[87.]—Lorsque Napoléon, fils de Mme Lætitia Bonaparte, devenu empereur, distribuait des couronnes à ses frères et aux maris de ses sœurs, alors qu'il parlait en maître à l'Europe entière, sa mère ne se laissa pas éblouir par tant de prospérité et de grandeur... Elle avait été, dit un historien, forte dans l'adversité, qu'elle avait largement connue; et, à la cour de son fils, elle garda toute l'austère simplicité de sa vie. On lui reprochait même parfois une excessive économie, au milieu des splendeurs du nouveau règne. «Qui sait, disait-elle, si je ne serai pas obligée de donner du pain à tous ces rois?»

[88.]—Un livre qui jouissait du plus grand crédit au seizième siècle, la Maison rustique de Liébaut, donnait très sérieusement comme infaillibles les procédés que voici:

«Voulez-vous rendre votre champ fécond et lui faire produire beaucoup de grain?
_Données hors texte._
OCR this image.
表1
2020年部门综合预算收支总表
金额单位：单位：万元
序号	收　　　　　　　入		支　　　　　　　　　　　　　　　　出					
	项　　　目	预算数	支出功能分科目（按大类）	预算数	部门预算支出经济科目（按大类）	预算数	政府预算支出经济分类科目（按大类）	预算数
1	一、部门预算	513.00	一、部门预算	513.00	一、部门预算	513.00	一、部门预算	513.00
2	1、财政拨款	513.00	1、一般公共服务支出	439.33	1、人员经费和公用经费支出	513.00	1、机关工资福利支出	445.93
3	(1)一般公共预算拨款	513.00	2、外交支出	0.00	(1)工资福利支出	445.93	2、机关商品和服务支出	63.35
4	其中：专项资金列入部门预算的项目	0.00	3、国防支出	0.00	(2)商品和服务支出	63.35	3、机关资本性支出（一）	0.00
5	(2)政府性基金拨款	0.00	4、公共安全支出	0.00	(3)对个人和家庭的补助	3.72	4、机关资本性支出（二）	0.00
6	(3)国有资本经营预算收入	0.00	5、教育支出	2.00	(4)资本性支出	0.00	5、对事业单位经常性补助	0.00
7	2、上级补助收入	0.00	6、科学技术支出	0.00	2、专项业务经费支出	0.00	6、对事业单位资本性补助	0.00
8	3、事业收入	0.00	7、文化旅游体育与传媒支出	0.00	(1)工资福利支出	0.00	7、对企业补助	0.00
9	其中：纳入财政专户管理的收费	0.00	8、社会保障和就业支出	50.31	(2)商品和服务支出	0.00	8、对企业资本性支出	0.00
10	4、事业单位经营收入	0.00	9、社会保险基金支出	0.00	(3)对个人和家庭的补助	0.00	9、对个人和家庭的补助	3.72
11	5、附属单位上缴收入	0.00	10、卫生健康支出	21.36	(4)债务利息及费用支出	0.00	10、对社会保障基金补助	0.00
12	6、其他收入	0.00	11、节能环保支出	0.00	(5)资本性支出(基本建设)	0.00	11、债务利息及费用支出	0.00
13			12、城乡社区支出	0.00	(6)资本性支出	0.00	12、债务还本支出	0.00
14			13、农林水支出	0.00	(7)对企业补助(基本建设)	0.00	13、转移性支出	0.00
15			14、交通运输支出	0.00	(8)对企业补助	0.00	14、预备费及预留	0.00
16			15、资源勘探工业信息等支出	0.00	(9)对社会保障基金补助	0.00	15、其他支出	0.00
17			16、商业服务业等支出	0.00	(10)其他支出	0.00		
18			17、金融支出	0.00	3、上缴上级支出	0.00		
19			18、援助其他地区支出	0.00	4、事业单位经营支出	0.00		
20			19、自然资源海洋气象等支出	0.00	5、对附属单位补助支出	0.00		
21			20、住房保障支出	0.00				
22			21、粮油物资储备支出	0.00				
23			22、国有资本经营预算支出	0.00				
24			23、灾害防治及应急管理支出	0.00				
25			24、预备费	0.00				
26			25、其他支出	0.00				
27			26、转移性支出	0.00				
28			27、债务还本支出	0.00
Écrivez sur le soc de la charrue, quand vous labourez pour la seconde fois, le mot Raphaël.

«Êtes-vous curieux de ne point vous enivrer tout en buvant beaucoup? Au premier coup que vous avalerez, prononcez ce vers traduit d'Homère:

Jupiter his altâ tonuit clementer ab Idâ.

«Vous plaît-il de connaître si, l'année prochaine, le blé sera cher ou à bon marché, et dans quel mois de l'année arriveront ces variations? Commencez par bien nettoyer l'âtre de votre cheminée, le premier jour de janvier; allumez-y ensuite quelques charbons, puis, prenant au hasard douze grains de blé, faites jeter dans le feu par une jeune fille ou par un jeune garçon l'un de ces grains. S'il brûle sans sauter, le prix des marchés ne variera point pendant tout le mois. S'il saute un peu, le prix du blé baissera. S'il saute beaucoup, réjouissez-vous, le blé sera au plus bas prix. Le premier de février, vous ferez de même pour le second grain, le premier de mars pour le troisième, et ainsi des douze...»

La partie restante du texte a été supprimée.